Los demonios lo acosaban.
Balam sentía fibras candentes detrás de los ojos. Su estómago era como un avispero. Mientras en Palenque todos dormían bajo un cielo estrellado y límpido, él corrió dando traspiés hacia la jungla, empujado por la sorprendente revelación que había escuchado en el templo del Tiempo: los bárbaros haciéndose con el control del mundo.
«¡No! —gritó su alma atormentada—. La supremacía de los mayas es un derecho que Ziyal tiene por nacimiento. Mi hija no ha nacido para ver el ocaso de este mundo.»
¿Qué debía hacer? Hasta ahora su camino había sido tan claro: llevar a aquellos prisioneros de vuelta a Uxmal. Pero ahora Kaan y Tonina querían hacer renacer el poder de los aztecas. Si los llevaba a su tío como un regalo, estaría dando la espalda a la creciente amenaza del norte. ¿Debía llevar a sus guerreros al norte y eliminar la amenaza de los bárbaros? Pero entonces, ¿qué pasaría con Kaan y Tonina?
Era una decisión que no correspondía a un mortal.
Balam había encontrado a un vendedor de k’aizalah okox, la seta de la falta de juicio, llamada así porque el espíritu que residía en la seta poseía a quien la comía, y de ese modo, imponía su propio juicio y voluntad y ayudaba al hombre a tomar decisiones difíciles.
Tras buscar un lugar solitario entre los altos árboles y los helechos empapados por el rocío de la noche, Balam se quitó su taparrabos y se quedó desnudo ante los dioses.
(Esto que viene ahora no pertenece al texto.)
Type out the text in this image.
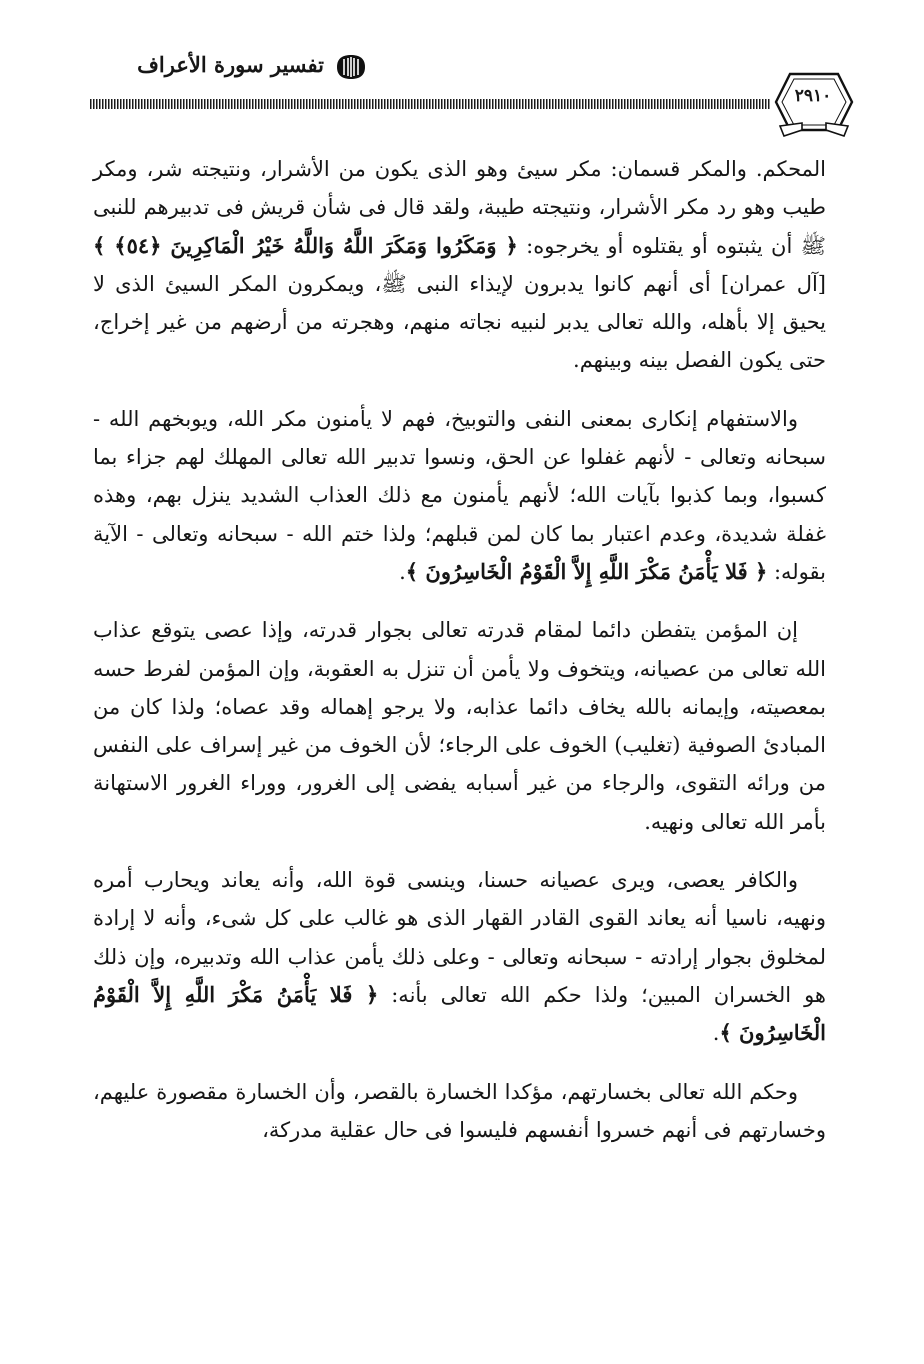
تفسير سورة الأعراف
٢٩١٠

المحكم. والمكر قسمان: مكر سيئ وهو الذى يكون من الأشرار، ونتيجته شر، ومكر طيب وهو رد مكر الأشرار، ونتيجته طيبة، ولقد قال فى شأن قريش فى تدبيرهم للنبى ﷺ أن يثبتوه أو يقتلوه أو يخرجوه: ﴿ وَمَكَرُوا وَمَكَرَ اللَّهُ وَاللَّهُ خَيْرُ الْمَاكِرِينَ ﴿٥٤﴾ ﴾ [آل عمران] أى أنهم كانوا يدبرون لإيذاء النبى ﷺ، ويمكرون المكر السيئ الذى لا يحيق إلا بأهله، والله تعالى يدبر لنبيه نجاته منهم، وهجرته من أرضهم من غير إخراج، حتى يكون الفصل بينه وبينهم.

والاستفهام إنكارى بمعنى النفى والتوبيخ، فهم لا يأمنون مكر الله، ويوبخهم الله - سبحانه وتعالى - لأنهم غفلوا عن الحق، ونسوا تدبير الله تعالى المهلك لهم جزاء بما كسبوا، وبما كذبوا بآيات الله؛ لأنهم يأمنون مع ذلك العذاب الشديد ينزل بهم، وهذه غفلة شديدة، وعدم اعتبار بما كان لمن قبلهم؛ ولذا ختم الله - سبحانه وتعالى - الآية بقوله: ﴿ فَلا يَأْمَنُ مَكْرَ اللَّهِ إِلاَّ الْقَوْمُ الْخَاسِرُونَ ﴾.

إن المؤمن يتفطن دائما لمقام قدرته تعالى بجوار قدرته، وإذا عصى يتوقع عذاب الله تعالى من عصيانه، ويتخوف ولا يأمن أن تنزل به العقوبة، وإن المؤمن لفرط حسه بمعصيته، وإيمانه بالله يخاف دائما عذابه، ولا يرجو إهماله وقد عصاه؛ ولذا كان من المبادئ الصوفية (تغليب) الخوف على الرجاء؛ لأن الخوف من غير إسراف على النفس من ورائه التقوى، والرجاء من غير أسبابه يفضى إلى الغرور، ووراء الغرور الاستهانة بأمر الله تعالى ونهيه.

والكافر يعصى، ويرى عصيانه حسنا، وينسى قوة الله، وأنه يعاند ويحارب أمره ونهيه، ناسيا أنه يعاند القوى القادر القهار الذى هو غالب على كل شىء، وأنه لا إرادة لمخلوق بجوار إرادته - سبحانه وتعالى - وعلى ذلك يأمن عذاب الله وتدبيره، وإن ذلك هو الخسران المبين؛ ولذا حكم الله تعالى بأنه: ﴿ فَلا يَأْمَنُ مَكْرَ اللَّهِ إِلاَّ الْقَوْمُ الْخَاسِرُونَ ﴾.

وحكم الله تعالى بخسارتهم، مؤكدا الخسارة بالقصر، وأن الخسارة مقصورة عليهم، وخسارتهم فى أنهم خسروا أنفسهم فليسوا فى حال عقلية مدركة،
Mientras entonaba una plegaria, se introdujo la pequeña bola de seta en el recto y esperó a que hiciera efecto. Las visiones no tardaron en llegar. Ziyal, sana y entera, sin señales de maltrato o dolor, le sonreía con ojos brillantes. Balam sabía que esto significaba que volvía a disfrutar del favor de los dioses.
Pero necesitaba conocer el mensaje. ¿Qué querían los dioses que hiciera?
Buluc Chabtan, el feroz dios de la guerra, se alzó ante él, un ser terrorífico con adornos de jade, plumas, pieles de jaguar, y le exigió un sacrificio que demostrara su valía. Balam sabía lo que se esperaba de él. Tomó su afilado cuchillo de obsidiana, se cogió un pellizco de piel entre el índice y el pulgar y la atravesó con la punta del cuchillo. Apretando los dientes para no gritar, introdujo una cuerda de cáñamo por el corte y la hizo pasar lentamente; sintió que iba a desmayarse de dolor. Mientras su sangre caía sobre la tierra húmeda, Balam entonó más oraciones a su nuevo dios y le juró lealtad y sumisión, hasta que el dolor se hizo tan intenso que vomitó. Entonces perdió el conocimiento.
Cuando despertó, desnudo y ensangrentado, el amanecer despuntaba ya sobre la jungla. Balam se incorporó con dificultad y se puso su taparrabos. La herida ya no sangraba, pero el dolor le recordaba su sacrificio. Recordaba vagamente sueños y visiones, voces, alucinaciones. Buluc Chabtan había levantado a su fiel servidor del suelo del bosque y lo había llevado hasta las estrellas para enseñarle el lugar donde el sol duerme por la noche y la luna recibe su luz. Y allí, entre los luminosos cuerpos celestes, Balam escuchó el mensaje.
Su verdadero destino estaba en el altiplano del noroeste, el valle de Anáhuac, donde debía cumplir la voluntad de los dioses. Si acababa con la amenaza de los aztecas, como agradecimiento los dioses mayas le devolverían inmediatamente a su hija, en el mismo campo de batalla. Y convertirían a Balam en uno de ellos.
Ya no sería un príncipe, sino un dios.